Oh, The Bad Crypto You’ll See (an open letter)

Thomas Ptacek | July 25th, 2006 | Filed Under: Bitching About Protocols, Defenses

Dear Software Development Industry,

Please stop writing your own crypto code. You aren’t qualified. I know that sounds harsh, but here’s how I know I’m right: I’m not qualified to build cryptosystems, and I can find the flaws in your products. The history of your present efforts is one of repeated injuries and vulnerabilities. To prove this, let facts be submitted to a candid world:

  1. You have used ECB encryption, often without even knowing it; ECB is what is accomplished by repeatedly applying the AES block function in a “for” loop. The deficiency of ECB is so simple that it can be demonstrated with a picture:

    text, before and after ECB

    The bottom image has been “encrypted”, using a strong passphrase, with 128 bit ECB AES. But one block of 16 “black” bytes is the same as any other such block, all of which ECB encrypt to the same ciphertext.

    “Seeing through” encrypted bitmaps is not the practical problem with ECB. Replayability is. In your lock-step client/server protocols, where messages can be distinguished by size, direction, and protocol iteration, this weakness is intolerable.

  2. You have confused encryption with authentication, in the belief that forcing an opponent’s injected message to decode to gibberish is a defense against forgery. Injecting gibberish is the greater part of what your opponent is trying to accomplish, and because you aren’t encrypting the passage of time, you concede to your opponent the placement of that gibberish as well.

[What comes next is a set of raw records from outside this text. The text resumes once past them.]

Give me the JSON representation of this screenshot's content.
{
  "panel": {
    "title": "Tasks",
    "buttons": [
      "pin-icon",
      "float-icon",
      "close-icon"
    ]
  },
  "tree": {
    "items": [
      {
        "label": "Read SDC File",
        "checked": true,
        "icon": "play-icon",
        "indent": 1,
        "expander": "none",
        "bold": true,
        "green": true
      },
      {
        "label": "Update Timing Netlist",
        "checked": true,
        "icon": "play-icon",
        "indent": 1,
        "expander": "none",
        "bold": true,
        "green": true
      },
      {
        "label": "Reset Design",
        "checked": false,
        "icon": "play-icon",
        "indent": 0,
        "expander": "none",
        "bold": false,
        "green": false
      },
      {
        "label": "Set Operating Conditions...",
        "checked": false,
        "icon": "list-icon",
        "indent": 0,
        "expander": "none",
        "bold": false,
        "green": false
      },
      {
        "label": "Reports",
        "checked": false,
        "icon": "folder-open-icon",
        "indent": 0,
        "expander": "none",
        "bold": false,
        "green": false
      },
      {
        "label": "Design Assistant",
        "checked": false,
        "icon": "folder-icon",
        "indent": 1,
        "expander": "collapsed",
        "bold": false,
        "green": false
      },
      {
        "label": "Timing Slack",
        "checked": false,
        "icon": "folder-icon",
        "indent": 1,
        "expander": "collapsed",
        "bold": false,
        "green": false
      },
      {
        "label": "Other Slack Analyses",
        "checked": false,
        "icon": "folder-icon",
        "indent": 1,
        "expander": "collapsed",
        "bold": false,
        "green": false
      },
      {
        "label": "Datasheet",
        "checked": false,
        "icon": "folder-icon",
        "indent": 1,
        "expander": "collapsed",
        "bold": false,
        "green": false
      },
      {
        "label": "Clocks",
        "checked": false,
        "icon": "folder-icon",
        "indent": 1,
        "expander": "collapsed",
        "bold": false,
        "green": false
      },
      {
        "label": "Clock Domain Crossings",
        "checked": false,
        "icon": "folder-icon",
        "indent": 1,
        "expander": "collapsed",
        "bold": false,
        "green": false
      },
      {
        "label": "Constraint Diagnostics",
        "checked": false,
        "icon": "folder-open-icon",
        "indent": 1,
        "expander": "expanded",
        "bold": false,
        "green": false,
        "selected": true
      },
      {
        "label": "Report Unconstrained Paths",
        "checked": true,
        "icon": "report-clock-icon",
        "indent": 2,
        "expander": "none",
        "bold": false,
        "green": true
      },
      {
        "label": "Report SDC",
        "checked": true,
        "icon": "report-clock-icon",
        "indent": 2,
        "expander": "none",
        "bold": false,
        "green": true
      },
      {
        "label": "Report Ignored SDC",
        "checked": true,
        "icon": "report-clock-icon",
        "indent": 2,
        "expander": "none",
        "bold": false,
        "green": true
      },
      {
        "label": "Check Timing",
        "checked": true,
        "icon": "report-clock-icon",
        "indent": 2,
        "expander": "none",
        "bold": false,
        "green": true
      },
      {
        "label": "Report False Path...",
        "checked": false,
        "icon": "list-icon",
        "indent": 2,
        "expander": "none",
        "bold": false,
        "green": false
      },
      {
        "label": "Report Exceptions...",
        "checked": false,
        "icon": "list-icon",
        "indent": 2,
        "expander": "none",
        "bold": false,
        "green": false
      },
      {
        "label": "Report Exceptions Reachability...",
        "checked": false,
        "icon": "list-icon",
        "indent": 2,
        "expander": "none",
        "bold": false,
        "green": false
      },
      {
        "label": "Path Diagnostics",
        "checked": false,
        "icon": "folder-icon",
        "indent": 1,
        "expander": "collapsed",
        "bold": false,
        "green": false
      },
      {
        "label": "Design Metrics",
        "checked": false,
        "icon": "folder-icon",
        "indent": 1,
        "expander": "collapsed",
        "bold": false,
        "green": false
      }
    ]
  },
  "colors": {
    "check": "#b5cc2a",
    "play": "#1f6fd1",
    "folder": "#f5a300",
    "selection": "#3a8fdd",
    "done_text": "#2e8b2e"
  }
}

  3. You have relied on key exchange for authentication, perhaps believing that an attacker who has expended the effort to write a malicious client to your encrypted server has exhausted herself and will be incapable of writing a malicious proxy server to complete the circuit. Neither an RSA key without a verifiable signature, nor an RSA key whose signature you fail to verify, nor the MD5 of a public certificate without confirmation that the opponent holds the corresponding private key tells you anything about the identity of a caller.

  4. You have failed to check parameters, and if you believed detecting malicious input was hard when working with SQL metacharacters, try it modulo a large prime number. A number raised to the 0th power is 1, even mod p.

I could offer individual solutions to each of these flaws (CBC or CTR mode, HMAC, etc). But as I said before, I’m not qualified to do that, and you aren’t qualified to evaluate my advice. Your only reasonable option is to fall back on the competence and experience of those who are qualified. And that means that if you’re trying to:

  • encrypt data sent over the wire so I can’t read it, or

  • use crypto to verify the integrity of that data so I can’t fake it, or

  • use crypto to verify my identity, then

you are going to use TLS, with a peer-reviewed library, meaning, the same one everyone else uses.

Sincerely,

Matasano Security

4 Comments so far

  • Nate

    July 26th, 2006 2:48 am

    Excellent post. A key point that I think should be emphasized is that there are only 2 categories of manufacturers.

    You’re Not Special (98%):
    Separate your marketing department’s claims about your product’s external view from the internal design. Nearly all problems boil down to ones already solved by existing protocols and libraries. Encrypting a file? GPG. Sending anything over the wire? TLS/SSL. Your special sauce is in how you glue all these things together to make some product. Don’t reimplement these, and still get review of how you’ve glued them together.

    You Are Special (2%):
    You are Voltage and you were founded by Dan Boneh. Or your business is cryptanalyzing products in concert with Adi Shamir. Note the most important part here — if you’re special, you are willing to plunk down $400/hour for a full-time cryptographer for at least 6 months.

  • Kal

    July 27th, 2006 3:50 am

    A very good post indeed, highlighting the problems faced with teams implementing their own cryptography.

    ‘you are going to use TLS, with a peer-reviewed library, meaning, the same one everyone else uses.’

    That’s most definitely a key point to get across which in most cases gets brushed under the carpet and as Nate posts above, there’s only a small fraction of people who shouldn’t be doing this, the reality however is unsurprisingly common.

  • ErikC

    August 2nd, 2006 8:40 am

    Sure it’s easy to rant, you’ve made all good points, now would you like to recommend any companies or schools where ISVs can hire people to fix these problems? The issue here is two fold 1) ISVs can’t do crypto properly themselves 2) They don’t know where to go to get it done properly when they acknowledge the need.

  • Thomas Ptacek

    August 3rd, 2006 12:13 am

    ISVs should assume they are doing something wrong the moment they start contemplating “interesting” cryptography. Like Nate says, if you’re encrypting files, use PGP. If you’re encrypting traffic, use TLS. In both cases, they should
    actively tend to the most popular implementations (OpenSSL, GPG), because those are the ones that receive scrutiny.